"Willst du mich?" fragt Graf Wetter vom Strahl in Heinrich von Kleists gleichnamigem Schauspiel-Klassiker am Ende das Käthchen von Heilbronn. Doch anstatt ihm das Jawort zu geben, beginnt die Hauptdarstellerin in der Neuinszenierung von Julia Prechsl mit den Worten "Das ist nicht meine Geschichte. Meine Geschichte ist ..." ihre Sicht der Dinge zu erklären und, teils auch in der Umgangssprache unserer Tage, dem Publikum mal so richtig lautstark mitzuteilen, wie sie sich eigentlich eine emanzipierte Beziehung zu einem Mann vorstellt. Währenddessen machen die Bühnenakteure nach und nach den Abgang, weil sie begriffen haben, dass aus diesem Hochzeitsfest nichts mehr wird.
Modern und abstrakt
Das ist der Abschluss einer Inszenierung, die am Regensburger Theater im Velodrom von Anfang an eine moderne und auch etwas abstrakte Machart an den Tag legt. Einige der Besucher, die deshalb in der Pause der Premiere schon gegangen waren, hätten wohl spätestens hier endgültig zuviel gehabt.
Und in der Tat kann man darüber streiten, ob man den Schluss wirklich in diese Richtung abbiegen sollte. Auch auf den Elektronik-Sound könnte man hier und da verzichten, da er die Atmosphäre nicht wirklich verdichtet, sondern manchmal schlicht nervt. Einfach nur Stille wäre an einigen Stellen effektiver gewesen.
Ein schmaler Grat
Aber diese Inszenierung hat durchaus kreative und originelle Einfälle und in zahlreichen Szenen wandelt Regisseurin Julia Prechsl geschickt auf dem schmalen Grat, der diesen Klassiker aus dem Jahre 1810 am Theater Regensburg für unser heutiges Publikum unterhaltsam und dennoch nicht überdreht oder verkitscht präsentiert.

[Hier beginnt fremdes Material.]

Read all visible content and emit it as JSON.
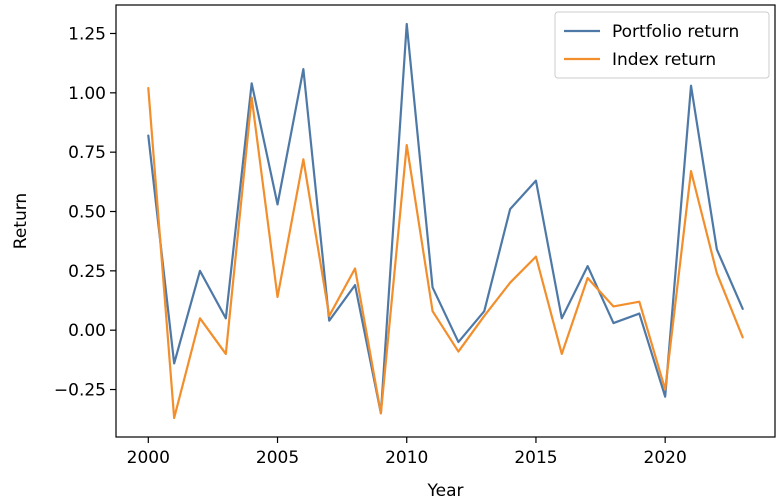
{
  "chart_data": {
    "type": "line",
    "title": "",
    "xlabel": "Year",
    "ylabel": "Return",
    "x": [
      2000,
      2001,
      2002,
      2003,
      2004,
      2005,
      2006,
      2007,
      2008,
      2009,
      2010,
      2011,
      2012,
      2013,
      2014,
      2015,
      2016,
      2017,
      2018,
      2019,
      2020,
      2021,
      2022,
      2023
    ],
    "xlim": [
      1998.75,
      2024.25
    ],
    "ylim": [
      -0.45,
      1.37
    ],
    "xticks": [
      2000,
      2005,
      2010,
      2015,
      2020
    ],
    "xtick_labels": [
      "2000",
      "2005",
      "2010",
      "2015",
      "2020"
    ],
    "yticks": [
      -0.25,
      0.0,
      0.25,
      0.5,
      0.75,
      1.0,
      1.25
    ],
    "ytick_labels": [
      "−0.25",
      "0.00",
      "0.25",
      "0.50",
      "0.75",
      "1.00",
      "1.25"
    ],
    "grid": false,
    "legend_position": "upper right",
    "series": [
      {
        "name": "Portfolio return",
        "color": "#4e79a7",
        "values": [
          0.82,
          -0.14,
          0.25,
          0.05,
          1.04,
          0.53,
          1.1,
          0.04,
          0.19,
          -0.35,
          1.29,
          0.18,
          -0.05,
          0.08,
          0.51,
          0.63,
          0.05,
          0.27,
          0.03,
          0.07,
          -0.28,
          1.03,
          0.34,
          0.09
        ]
      },
      {
        "name": "Index return",
        "color": "#f28e2b",
        "values": [
          1.02,
          -0.37,
          0.05,
          -0.1,
          0.98,
          0.14,
          0.72,
          0.06,
          0.26,
          -0.35,
          0.78,
          0.08,
          -0.09,
          0.06,
          0.2,
          0.31,
          -0.1,
          0.22,
          0.1,
          0.12,
          -0.25,
          0.67,
          0.24,
          -0.03
        ]
      }
    ]
  }
}
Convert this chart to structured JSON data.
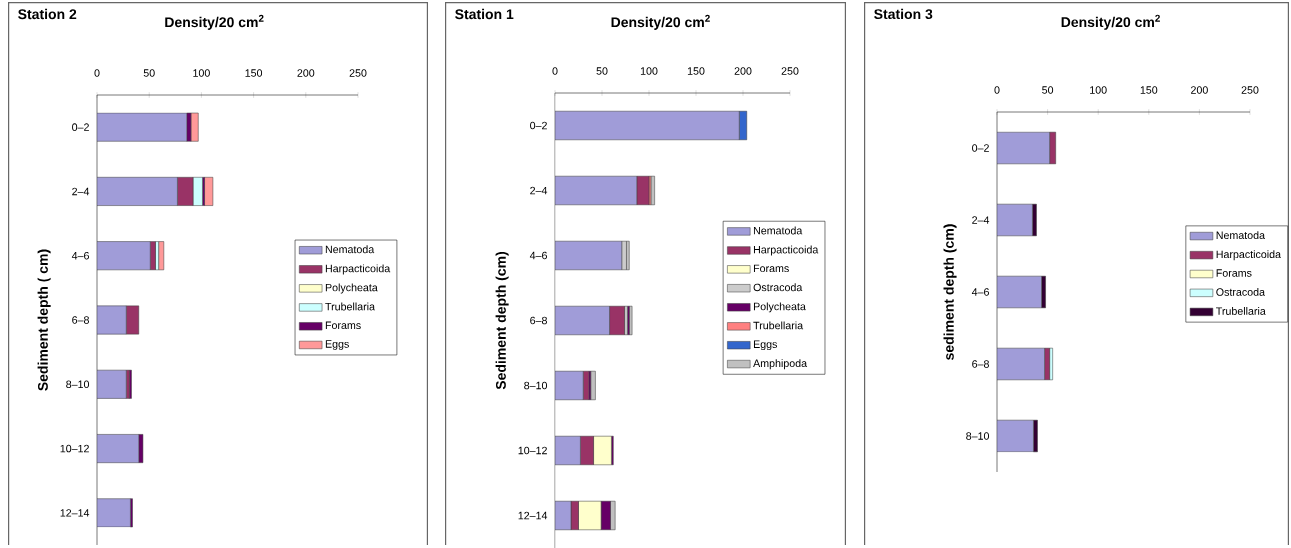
{
  "chart_data": [
    {
      "type": "bar",
      "orientation": "horizontal",
      "stacked": true,
      "title": "Station 2",
      "xlabel": "Density/20 cm$^{2}$",
      "ylabel": "Sediment depth ( cm)",
      "legend": "right",
      "categories": [
        "0–2",
        "2–4",
        "4–6",
        "6–8",
        "8–10",
        "10–12",
        "12–14"
      ],
      "xlim": [
        0,
        250
      ],
      "xticks": [
        0,
        50,
        100,
        150,
        200,
        250
      ],
      "series": [
        {
          "name": "Nematoda",
          "color": "#a09cd8",
          "values": [
            86,
            77,
            51,
            28,
            28,
            40,
            32
          ]
        },
        {
          "name": "Harpacticoida",
          "color": "#993366",
          "values": [
            null,
            15,
            5,
            12,
            3,
            null,
            null
          ]
        },
        {
          "name": "Polycheata",
          "color": "#ffffcc",
          "values": [
            null,
            null,
            null,
            null,
            null,
            null,
            null
          ]
        },
        {
          "name": "Trubellaria",
          "color": "#ccffff",
          "values": [
            null,
            9,
            3,
            null,
            null,
            null,
            null
          ]
        },
        {
          "name": "Forams",
          "color": "#660066",
          "values": [
            4,
            2,
            null,
            null,
            2,
            4,
            2
          ]
        },
        {
          "name": "Eggs",
          "color": "#ff9999",
          "values": [
            7,
            8,
            5,
            null,
            null,
            null,
            null
          ]
        }
      ]
    },
    {
      "type": "bar",
      "orientation": "horizontal",
      "stacked": true,
      "title": "Station 1",
      "xlabel": "Density/20 cm$^{2}$",
      "ylabel": "Sediment depth (cm)",
      "legend": "right",
      "categories": [
        "0–2",
        "2–4",
        "4–6",
        "6–8",
        "8–10",
        "10–12",
        "12–14"
      ],
      "xlim": [
        0,
        250
      ],
      "xticks": [
        0,
        50,
        100,
        150,
        200,
        250
      ],
      "series": [
        {
          "name": "Nematoda",
          "color": "#a09cd8",
          "values": [
            196,
            87,
            71,
            58,
            30,
            27,
            17
          ]
        },
        {
          "name": "Harpacticoida",
          "color": "#993366",
          "values": [
            null,
            13,
            null,
            16,
            6,
            14,
            8
          ]
        },
        {
          "name": "Forams",
          "color": "#ffffcc",
          "values": [
            null,
            null,
            null,
            null,
            null,
            19,
            24
          ]
        },
        {
          "name": "Ostracoda",
          "color": "#cccccc",
          "values": [
            null,
            null,
            5,
            3,
            null,
            null,
            null
          ]
        },
        {
          "name": "Polycheata",
          "color": "#660066",
          "values": [
            null,
            null,
            null,
            2,
            2,
            2,
            10
          ]
        },
        {
          "name": "Trubellaria",
          "color": "#ff8080",
          "values": [
            null,
            2,
            null,
            null,
            null,
            null,
            null
          ]
        },
        {
          "name": "Eggs",
          "color": "#3366cc",
          "values": [
            8,
            null,
            null,
            null,
            null,
            null,
            null
          ]
        },
        {
          "name": "Amphipoda",
          "color": "#c0c0c0",
          "values": [
            null,
            4,
            3,
            3,
            5,
            null,
            5
          ]
        }
      ]
    },
    {
      "type": "bar",
      "orientation": "horizontal",
      "stacked": true,
      "title": "Station 3",
      "xlabel": "Density/20 cm$^{2}$",
      "ylabel": "sediment depth (cm)",
      "legend": "right",
      "categories": [
        "0–2",
        "2–4",
        "4–6",
        "6–8",
        "8–10"
      ],
      "xlim": [
        0,
        250
      ],
      "xticks": [
        0,
        50,
        100,
        150,
        200,
        250
      ],
      "series": [
        {
          "name": "Nematoda",
          "color": "#a09cd8",
          "values": [
            52,
            35,
            44,
            47,
            36
          ]
        },
        {
          "name": "Harpacticoida",
          "color": "#993366",
          "values": [
            6,
            null,
            null,
            5,
            null
          ]
        },
        {
          "name": "Forams",
          "color": "#ffffcc",
          "values": [
            null,
            null,
            null,
            null,
            null
          ]
        },
        {
          "name": "Ostracoda",
          "color": "#ccffff",
          "values": [
            null,
            null,
            null,
            3,
            null
          ]
        },
        {
          "name": "Trubellaria",
          "color": "#330033",
          "values": [
            null,
            4,
            4,
            null,
            4
          ]
        }
      ]
    }
  ]
}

Dazu gehören viele durchdachte Bewegungsabläufe und auch der Umgang mit dem abstrakten Bühnenbild von Birgit Leitzinger, das in Form einer überdimensionalen Blumenblüte mit beweglichen Blütenblättern viel Potential bietet. Auch die eher abstrakten und nur punktuell historisch angehauchten Kostüme von Olivia Rosendorfer komplettieren hier geschickt das Gesamtbild.
Laut und emotional
Ob allerdings die Hauptprotagonisten wirklich so oft sehr laute emotionale Ausbrüche an den Tag legen müssen, sei dahingestellt - auch deshalb, weil die ansonsten überzeugenden Akteure Inga Behring als Käthchen und Jonas Hackmann als Graf vom Strahl in diesen Ausbrüchen nicht immer noch in der Lage sind, verständlich zu artikulieren.
Thomas Weber als Gottschalk sorgt mit Fingerpicking für einen Hintergrundsound und zeigt seine Fähigkeiten auf der E-Gitarre. Auch Denia Nironen als Kunigunde von Thurneck, Gerhard Hermann in der Rolle des Theobald Friedeborn und alle weiteren Akteure agieren mit Leidenschaft und Ausdruck. Auch deshalb ist der anhaltende und intensive Premieren-Applaus im gut gefüllten Auditorium nicht unberechtigt.